Dr. Ben Carson, one of the early frontrunners for the GOP presidential nomination refused to back down from his earlier comments about America being Nazi Germany.
December 3, 2014

As anybody with a brain knows, Ben Carson is not a credible presidential candidate, but it will be fun to see him in the GOP primaries. And since he's a black conservative, he gets plenty of airtime from the networks to spew his fahrbot theories. Carson has compared Obamacare to slavery and back in March, he equated American society to that of Nazis Germany, I kid you not.

"I mean, [our society is] very much like Nazi Germany," Carson told Breitbart News, after declaring that we were living in a "Gestapo age." "And I know you're not supposed to say 'Nazi Germany,' but I don't care about political correctness. You know, you had a government using its tools to intimidate the population. We now live in a society where people are afraid to say what they actually believe."

Ben Carson joined Wolf Blitzer today on CNN and defended his harebrained remarks by blaming one of his bogeymen, the PC police.

"Nazi Germany experienced something horrible," Carson told CNN's Wolf Blitzer on Wednesday. "The people in Nazi Germany largely didn't believe in what Hitler was doing. But they didn't say anything? Of course not, they kept their mouth shut. The fact that our government is using instruments of government like the IRS to punish its opponents, this is not the kind of thing that is a Democrat or a Republican issue. This is an American issue ... A lot of people do not feel free to express themselves."

Asked on Wednesday whether he would retract or amend the Nazi Germany comparison, Carson said, "absolutely not."

"You are just focusing on the words Nazi Germany and completely missing the point of what I said," Carson told Blitzer. "And that's the problem right now. That's what 'PCism' is all about. You may not say this word regardless of what your point is because if you say that word, I go into a tizzy."

Carson also refused to walk back comments he made in October last year in which he described Obamacare as the "worst thing that has happened in this nation since slavery."

"Slavery was a horrible thing and affected many people in horrible ways, some of those effects still present today. So, no, it is not the same as slavery," he said of Obamacare on Wednesday. "However, what needs to be understood here is that the way this country was set up, the people -- we the people were set up at the pinnacle of power in this nation.
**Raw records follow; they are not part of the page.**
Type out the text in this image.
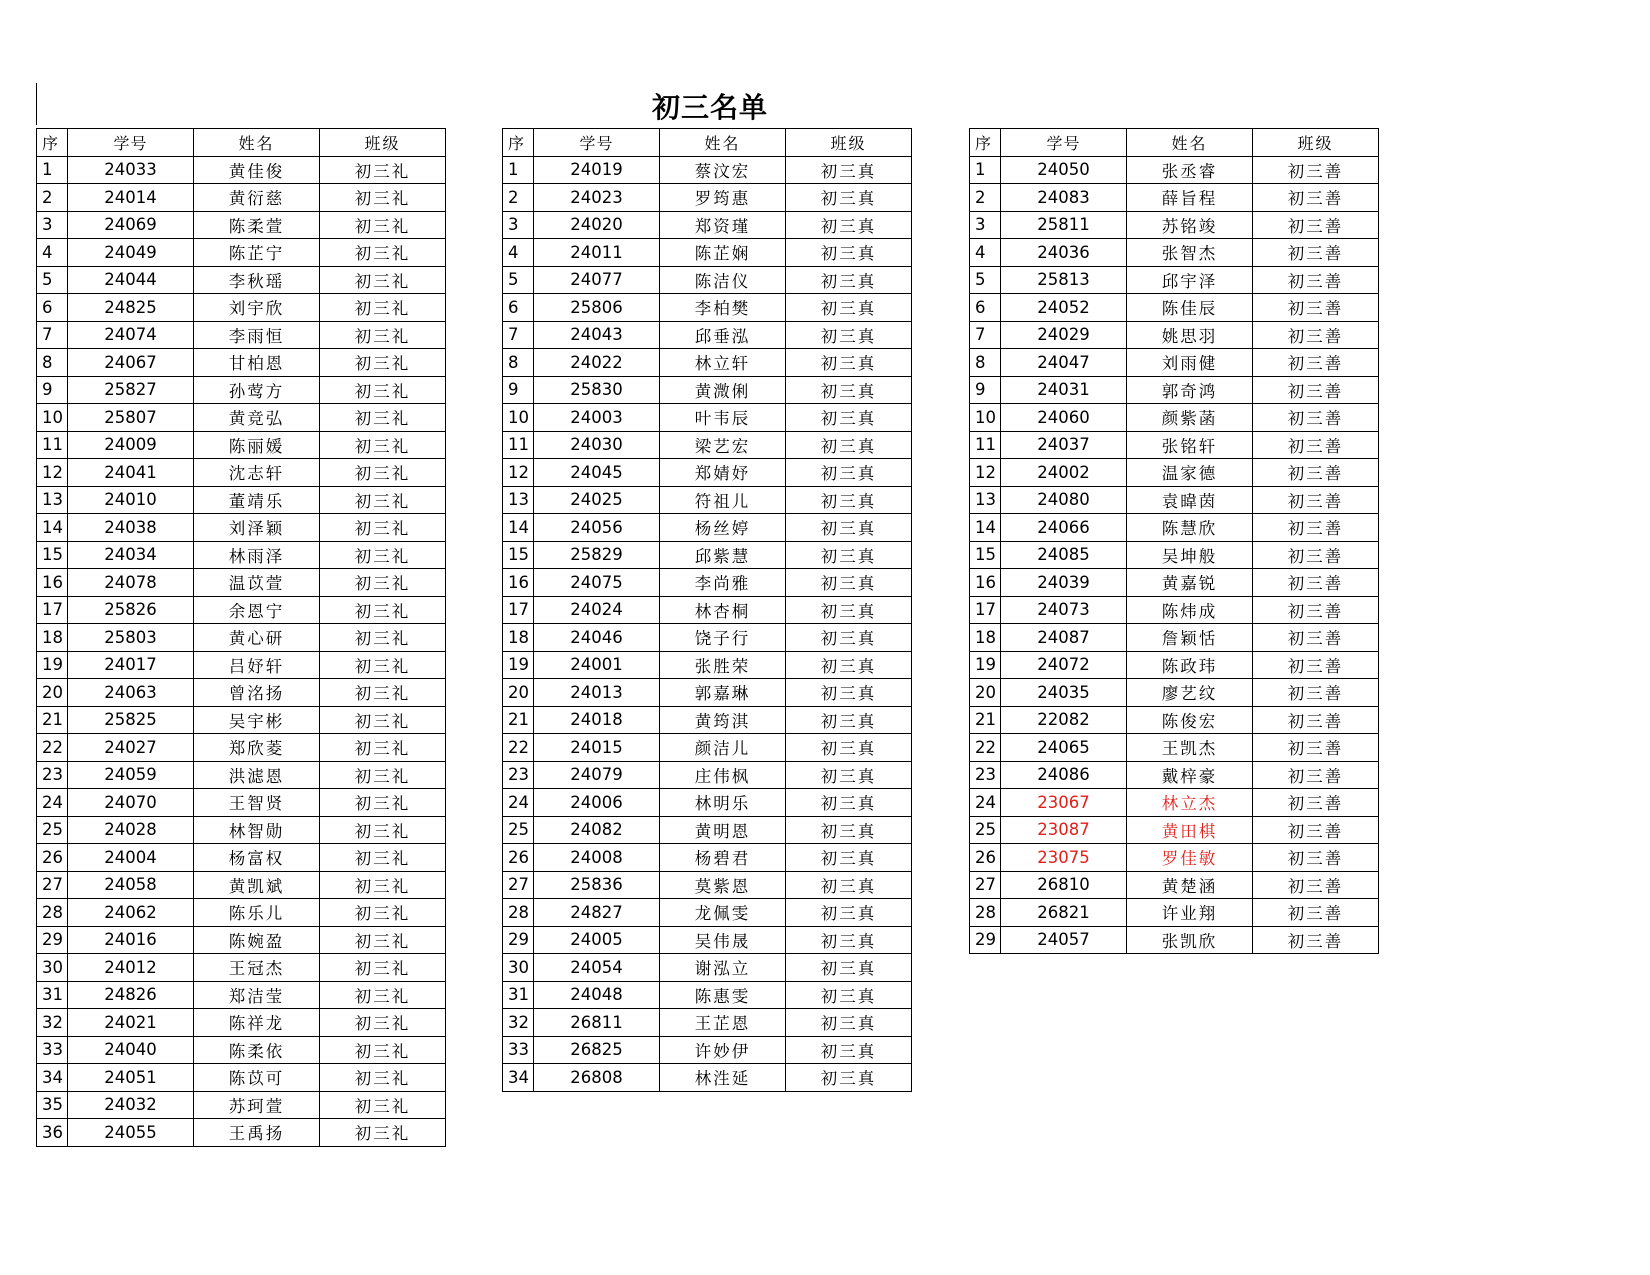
初三名单
序	学号	姓名	班级
1	24033	黄佳俊	初三礼
2	24014	黄衍慈	初三礼
3	24069	陈柔萱	初三礼
4	24049	陈芷宁	初三礼
5	24044	李秋瑶	初三礼
6	24825	刘宇欣	初三礼
7	24074	李雨恒	初三礼
8	24067	甘柏恩	初三礼
9	25827	孙莺方	初三礼
10	25807	黄竞弘	初三礼
11	24009	陈丽媛	初三礼
12	24041	沈志轩	初三礼
13	24010	董靖乐	初三礼
14	24038	刘泽颖	初三礼
15	24034	林雨泽	初三礼
16	24078	温苡萱	初三礼
17	25826	余恩宁	初三礼
18	25803	黄心研	初三礼
19	24017	吕妤轩	初三礼
20	24063	曾洺扬	初三礼
21	25825	吴宇彬	初三礼
22	24027	郑欣菱	初三礼
23	24059	洪滤恩	初三礼
24	24070	王智贤	初三礼
25	24028	林智勋	初三礼
26	24004	杨富权	初三礼
27	24058	黄凯斌	初三礼
28	24062	陈乐儿	初三礼
29	24016	陈婉盈	初三礼
30	24012	王冠杰	初三礼
31	24826	郑洁莹	初三礼
32	24021	陈祥龙	初三礼
33	24040	陈柔依	初三礼
34	24051	陈苡可	初三礼
35	24032	苏珂萱	初三礼
36	24055	王禹扬	初三礼
序	学号	姓名	班级
1	24019	蔡汶宏	初三真
2	24023	罗筠惠	初三真
3	24020	郑资瑾	初三真
4	24011	陈芷娴	初三真
5	24077	陈洁仪	初三真
6	25806	李柏樊	初三真
7	24043	邱垂泓	初三真
8	24022	林立轩	初三真
9	25830	黄溦俐	初三真
10	24003	叶韦辰	初三真
11	24030	梁艺宏	初三真
12	24045	郑婧妤	初三真
13	24025	符祖儿	初三真
14	24056	杨丝婷	初三真
15	25829	邱紫慧	初三真
16	24075	李尚雅	初三真
17	24024	林杏桐	初三真
18	24046	饶子行	初三真
19	24001	张胜荣	初三真
20	24013	郭嘉琳	初三真
21	24018	黄筠淇	初三真
22	24015	颜洁儿	初三真
23	24079	庄伟枫	初三真
24	24006	林明乐	初三真
25	24082	黄明恩	初三真
26	24008	杨碧君	初三真
27	25836	莫紫恩	初三真
28	24827	龙佩雯	初三真
29	24005	吴伟晟	初三真
30	24054	谢泓立	初三真
31	24048	陈惠雯	初三真
32	26811	王芷恩	初三真
33	26825	许妙伊	初三真
34	26808	林泩延	初三真
序	学号	姓名	班级
1	24050	张丞睿	初三善
2	24083	薛旨程	初三善
3	25811	苏铭竣	初三善
4	24036	张智杰	初三善
5	25813	邱宇泽	初三善
6	24052	陈佳辰	初三善
7	24029	姚思羽	初三善
8	24047	刘雨健	初三善
9	24031	郭奇鸿	初三善
10	24060	颜紫菡	初三善
11	24037	张铭轩	初三善
12	24002	温家德	初三善
13	24080	袁暐茵	初三善
14	24066	陈慧欣	初三善
15	24085	吴坤般	初三善
16	24039	黄嘉锐	初三善
17	24073	陈炜成	初三善
18	24087	詹颖恬	初三善
19	24072	陈政玮	初三善
20	24035	廖艺纹	初三善
21	22082	陈俊宏	初三善
22	24065	王凯杰	初三善
23	24086	戴梓豪	初三善
24	23067	林立杰	初三善
25	23087	黄田棋	初三善
26	23075	罗佳敏	初三善
27	26810	黄楚涵	初三善
28	26821	许业翔	初三善
29	24057	张凯欣	初三善
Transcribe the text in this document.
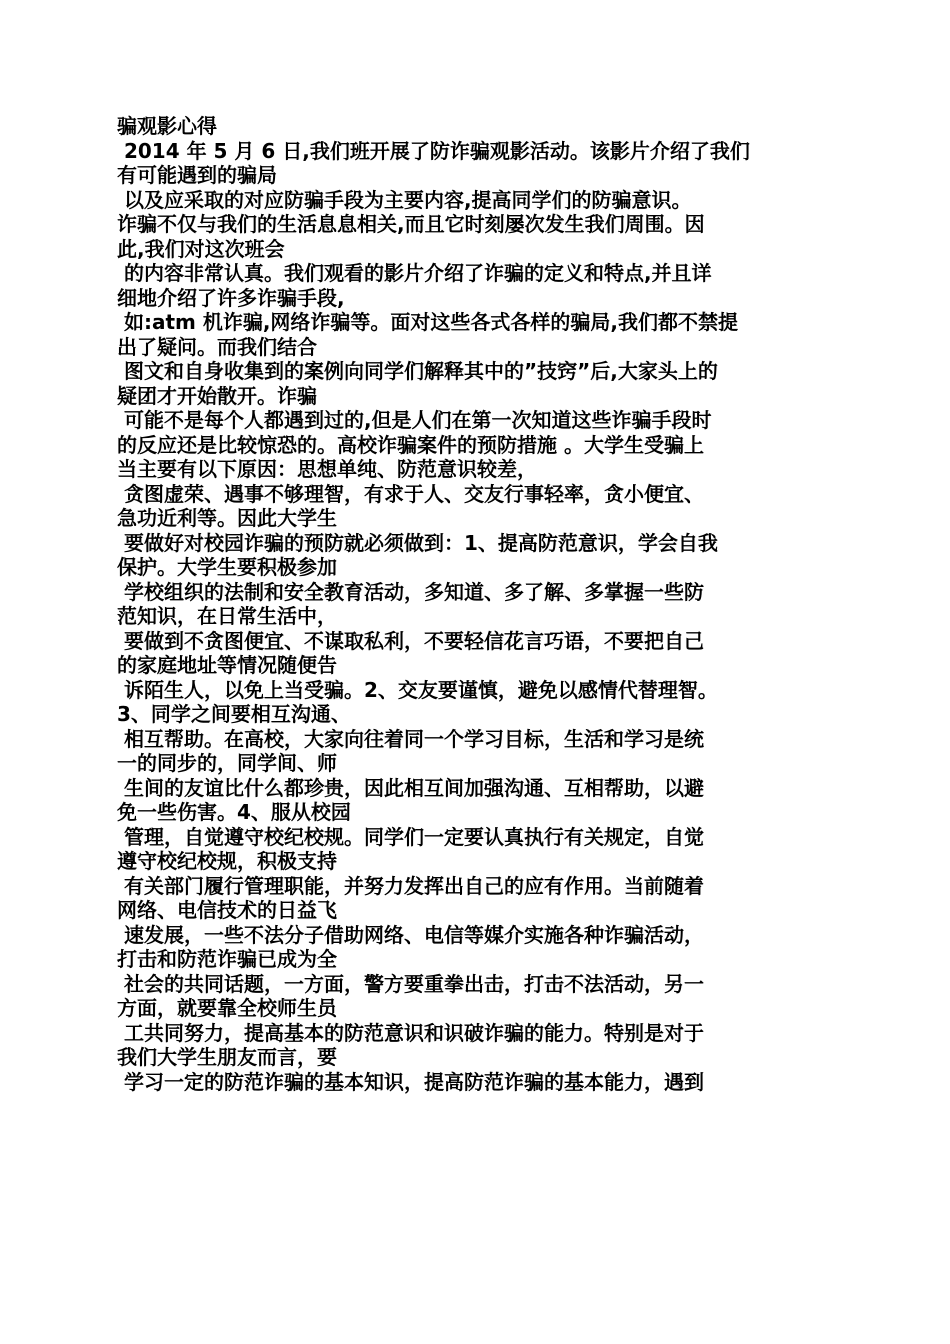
骗观影心得
2014 年 5 月 6 日,我们班开展了防诈骗观影活动。该影片介绍了我们
有可能遇到的骗局
以及应采取的对应防骗手段为主要内容,提高同学们的防骗意识。
诈骗不仅与我们的生活息息相关,而且它时刻屡次发生我们周围。因
此,我们对这次班会
的内容非常认真。我们观看的影片介绍了诈骗的定义和特点,并且详
细地介绍了许多诈骗手段,
如:atm 机诈骗,网络诈骗等。面对这些各式各样的骗局,我们都不禁提
出了疑问。而我们结合
图文和自身收集到的案例向同学们解释其中的”技窍”后,大家头上的
疑团才开始散开。诈骗
可能不是每个人都遇到过的,但是人们在第一次知道这些诈骗手段时
的反应还是比较惊恐的。高校诈骗案件的预防措施 。大学生受骗上
当主要有以下原因：思想单纯、防范意识较差，
贪图虚荣、遇事不够理智，有求于人、交友行事轻率，贪小便宜、
急功近利等。因此大学生
要做好对校园诈骗的预防就必须做到：1、提高防范意识，学会自我
保护。大学生要积极参加
学校组织的法制和安全教育活动，多知道、多了解、多掌握一些防
范知识，在日常生活中，
要做到不贪图便宜、不谋取私利，不要轻信花言巧语，不要把自己
的家庭地址等情况随便告
诉陌生人，以免上当受骗。2、交友要谨慎，避免以感情代替理智。
3、同学之间要相互沟通、
相互帮助。在高校，大家向往着同一个学习目标，生活和学习是统
一的同步的，同学间、师
生间的友谊比什么都珍贵，因此相互间加强沟通、互相帮助，以避
免一些伤害。4、服从校园
管理，自觉遵守校纪校规。同学们一定要认真执行有关规定，自觉
遵守校纪校规，积极支持
有关部门履行管理职能，并努力发挥出自己的应有作用。当前随着
网络、电信技术的日益飞
速发展，一些不法分子借助网络、电信等媒介实施各种诈骗活动，
打击和防范诈骗已成为全
社会的共同话题，一方面，警方要重拳出击，打击不法活动，另一
方面，就要靠全校师生员
工共同努力，提高基本的防范意识和识破诈骗的能力。特别是对于
我们大学生朋友而言，要
学习一定的防范诈骗的基本知识，提高防范诈骗的基本能力，遇到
"The government is supposed to conform to our will," he added. "By taking the most important thing you have, your health and your health care, and turning that over to the government, you fundamentally shift the power, a huge chunk of it, from the people to the government. This is not the direction that we want the government to go in this nation."

When have conservatives ever been silent on anything? This is the garbage that revs up the conservative base and it makes no sense at all. Americans having access to healthcare seems to be a lot better than forcing African Americans to pick cotton for their southern overlords.

This is the man that came in second to Mitt Romney in the latest GOP presidential poll. Herman Cain 2.0, here we come!